The inevitable disclosure doctrine has been applied in some jurisdictions to enjoin a former employee from working for a competitor where a court finds that the employee will inevitably disclose or use his former employer’s trade secrets in a new position with a competitor. There has been considerable disagreement among courts as to the viability of this doctrine. Until recently, no Georgia appellate court had adopted or rejected the doctrine. However, in an opinion issued on May 6, 2013, the Georgia Supreme Court seems to have rejected the inevitable disclosure doctrine, though it has left the door open for the doctrine to be adopted at some point in the future under different circumstances.
In Holton v. Physician Oncology Services, LP (Case No. S13A0012), the Georgia Supreme Court held “[b]ecause a stand-alone claim for the inevitable disclosure doctrine of trade secrets – untethered from the provisions of our state trade secrets statute – is not cognizable in Georgia, we reverse the part of the Order enjoining Holton from the inevitable disclosure and use of trade secrets.”
Holton was a former executive of Physician Oncology Services (“POS”), which provides radiation therapy services to cancer patients. After leaving POS, Holton accepted a position as Chief Executive Officer of a competitor. POS sought and obtained an injunction against his continuing as CEO of the competitor on various grounds, including that he would inevitably disclose trade secrets of POS.
In support of its conclusion that Holton “would inevitably disclose the confidential and trade secrets” of POS, the trial court cited the Georgia Trade Secrets Act, as well as Essex Group Inc. v. Southwire Co., 269 Ga. 553, 501 S.E.2d 501 (1998).
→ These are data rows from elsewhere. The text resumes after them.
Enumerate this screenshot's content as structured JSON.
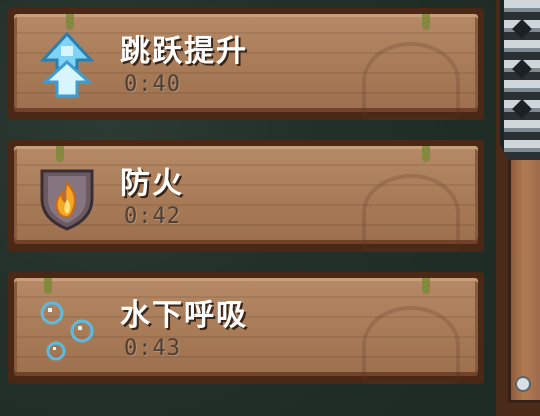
{
  "effects": [
    {
      "name": "跳跃提升",
      "time": "0:40",
      "icon": "jump-boost-icon"
    },
    {
      "name": "防火",
      "time": "0:42",
      "icon": "fire-resistance-icon"
    },
    {
      "name": "水下呼吸",
      "time": "0:43",
      "icon": "water-breathing-icon"
    }
  ]
}
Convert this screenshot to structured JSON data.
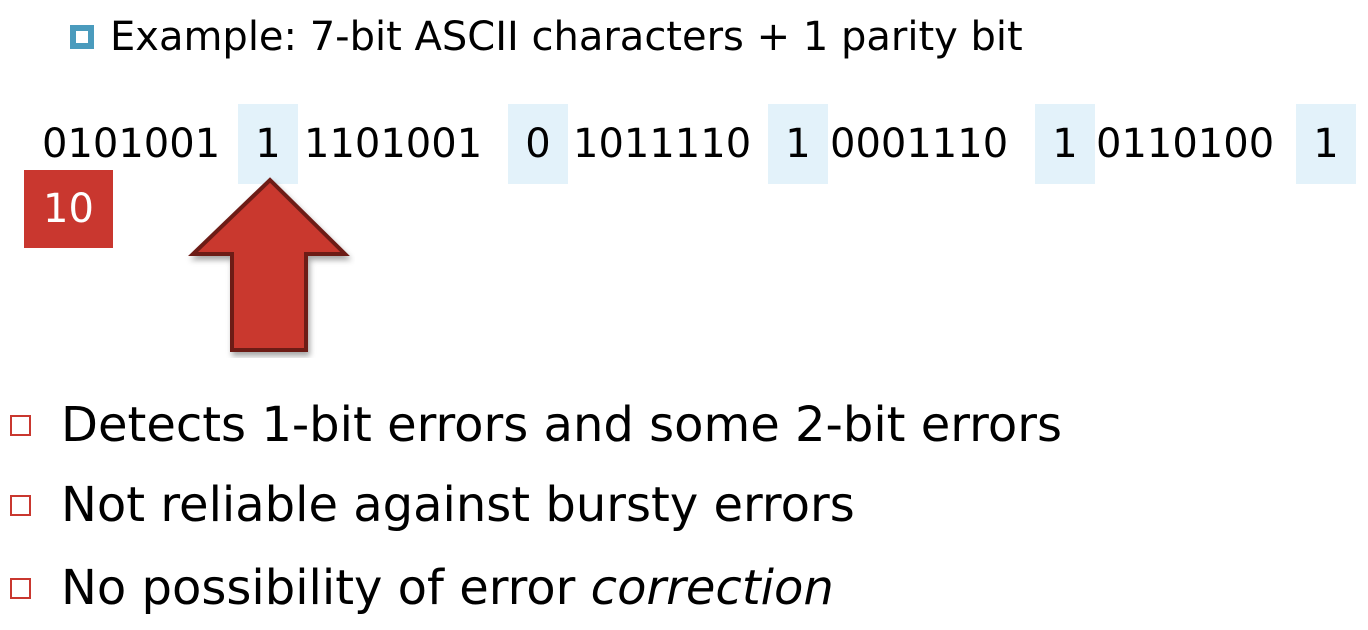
{
  "example": {
    "icon": "square-bullet-icon",
    "text": "Example: 7-bit ASCII characters + 1 parity bit"
  },
  "bits": {
    "groups": [
      "0101001",
      "1101001",
      "1011110",
      "0001110",
      "0110100"
    ],
    "parity": [
      "1",
      "0",
      "1",
      "1",
      "1"
    ]
  },
  "slide_number": "10",
  "arrow": {
    "icon": "up-arrow-icon",
    "color": "#c9372f"
  },
  "colors": {
    "accent": "#c9372f",
    "highlight": "#e3f2fa",
    "bullet_blue": "#4a9bbd"
  },
  "bullets": [
    {
      "text": "Detects 1-bit errors and some 2-bit errors"
    },
    {
      "text": "Not reliable against bursty errors"
    },
    {
      "text_prefix": "No possibility of error ",
      "text_emphasis": "correction"
    }
  ]
}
In Essex, the Georgia Supreme Court had upheld a five-year injunction prohibiting an employee who headed a 3 year, $2 million dollar development project from working for a competitor’s logistics department. However, in that decision, the Georgia Supreme Court never used the words “inevitable disclosure” or referred to that doctrine. Therefore, in Holton, the Supreme Court held that Essex did not expressly address or adopt the doctrine.
In Holton, the Supreme Court held that the inevitable disclosure doctrine is not an independent claim under which a trial court may enjoin an employee from working for an employer or disclosing trade secrets. Therefore, it reversed the part of the trial court’s order relying on the inevitable disclosure doctrine to enjoin Holton from working for the competitor or disclosing trade secrets and other confidential information.
In a section of the opinion which leaves some possibility of adopting the inevitable disclosure doctrine in the future, the Supreme Court held “because it appears that the trial court did not reach [POS’s] claim for actual or threatened misappropriation of trade secrets and the case returns to the trial court for a final adjudication on the merits, we decline to address today whether the inevitable disclosure doctrine may be applied to support a claim for the threatened misappropriation of trade secrets.”
Thus, while the Supreme Court rejected the inevitable disclosure doctrine under the circumstances present in Holton, it does not appear the court rejected it for all purposes.